XXVII domenica per annum 2025 (Poeti sociali)
(Ab 1,2-3; 2,2-4; Sal 95; 2 Tm 1,6-8.13-14; Lc 17,5-10)
(Ab 1,2-3; 2,2-4; Sal 95; 2 Tm 1,6-8.13-14; Lc 17,5-10)
Chiesa di San Bernardino in Verona, domenica 5 ottobre 2025
“Accresci in noi la fede!”. È questa l’insolita richiesta dei discepoli cui Gesù non si sottrae, precisando da subito che non si tratta di quantità, ma di qualità. La fede non è una cosa da possedere né un’idea che è acquisita una volta per tutte, ma è un’esperienza vitale che fa compiere azioni anche impensabili, al punto che con una delle sue espressioni iperboliche il Maestro afferma, senza incertezze: “Se aveste fede quanto un granello di senape, potreste dire a questo gelso: Sradicati e vai a piantarti nel mare, ed esso vi obbedirebbe”. Oggi in una società in cui l’angoscia si aggira come uno spettro, solo la fede su cui si innesta la speranza, “può farci recuperare quel vivere che è qualcosa in più del sopravvivere” (Byung-Chul Han).
L’alternativa infatti è lasciarsi sopraffare da questo clima di “fine dell’Impero” e abbandonarsi come sul Titanic all’inevitabile. Purtroppo Dio è morto, ma al suo posto si sono presto fatti strada altri idoli che ne occultano il desiderio, soddisfacendo i bisogni basici. La stessa ragionevolezza spesso è soppiantata da un’emotività che sacrifica qualsiasi cosa sull’altare di quello che sento e non di quello che è. Alla fine questa condizione ci ha resi lontani dagli altri, incapaci di avere un punto di vista comune. Senza Dio manca una visione delle cose e si finisce per inseguire il frammento della quotidianità camminando verso il niente. Come aveva intuito lucidamente S. Kierkegaard (1813-1855) all’inizio della modernità: “La nave è ormai in preda al cuoco di bordo e ciò che trasmette al microfono del comandante non è più la rotta, ma ciò che mangeremo domani”.

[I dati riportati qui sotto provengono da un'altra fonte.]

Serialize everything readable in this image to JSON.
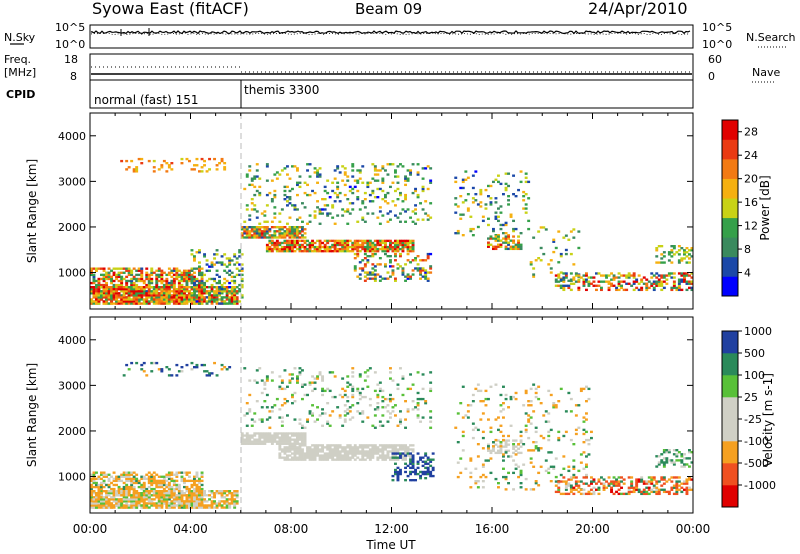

Chi crede è uno, anzitutto, che vede in anticipo, cioè un visionario; sa dove si va, ma non ne conosce tutte le strade: “È una visione che attesta un termine, parla di una scadenza e non mentisce; se indugia, attendila, perché certo verrà e non tarderà” (Abacuc). San Francesco, al di là di facili mitizzazioni, ha trascorso lunghi periodi nello scoramento, nell’isolamento, nel disorientamento. Ma ha saputo attendere. Non ha abdicato a quello che aveva visto. Perché aveva una visione. Chi crede, poi, diventa coraggioso e prudente allo stesso tempo, cioè supera la timidezza, come dice Paolo a Timoteo. San Francesco ha introdotto nella Chiesa stanca e polverosa dei suoi tempi un fremito e una passione che non l’hanno più abbandonata. Chi crede, infine, è libero e disinteressato. È un ‘servo inutile’, come Francesco che ancora vivente accetta di essere sostituito nella guida dell’Ordine, ma non smette di orientarlo e di provocarlo ancora oggi. Non importa che la fede sia tanta. Conta che ci sia. Che noi la si difenda dalle sue contraffazioni per avvicinarci sempre più a Dio e agli altri: “Signore, conserva in me la mia poca fede”. I “Poeti sociali” ci hanno fatto toccare con mano persone che sperano a dispetto dell’angoscia, diventando così “creditori del futuro”. Per contro l’angoscia porta via con sé ogni fiducia, sottrae ogni credito alla realtà, ed è così che impedisce il futuro.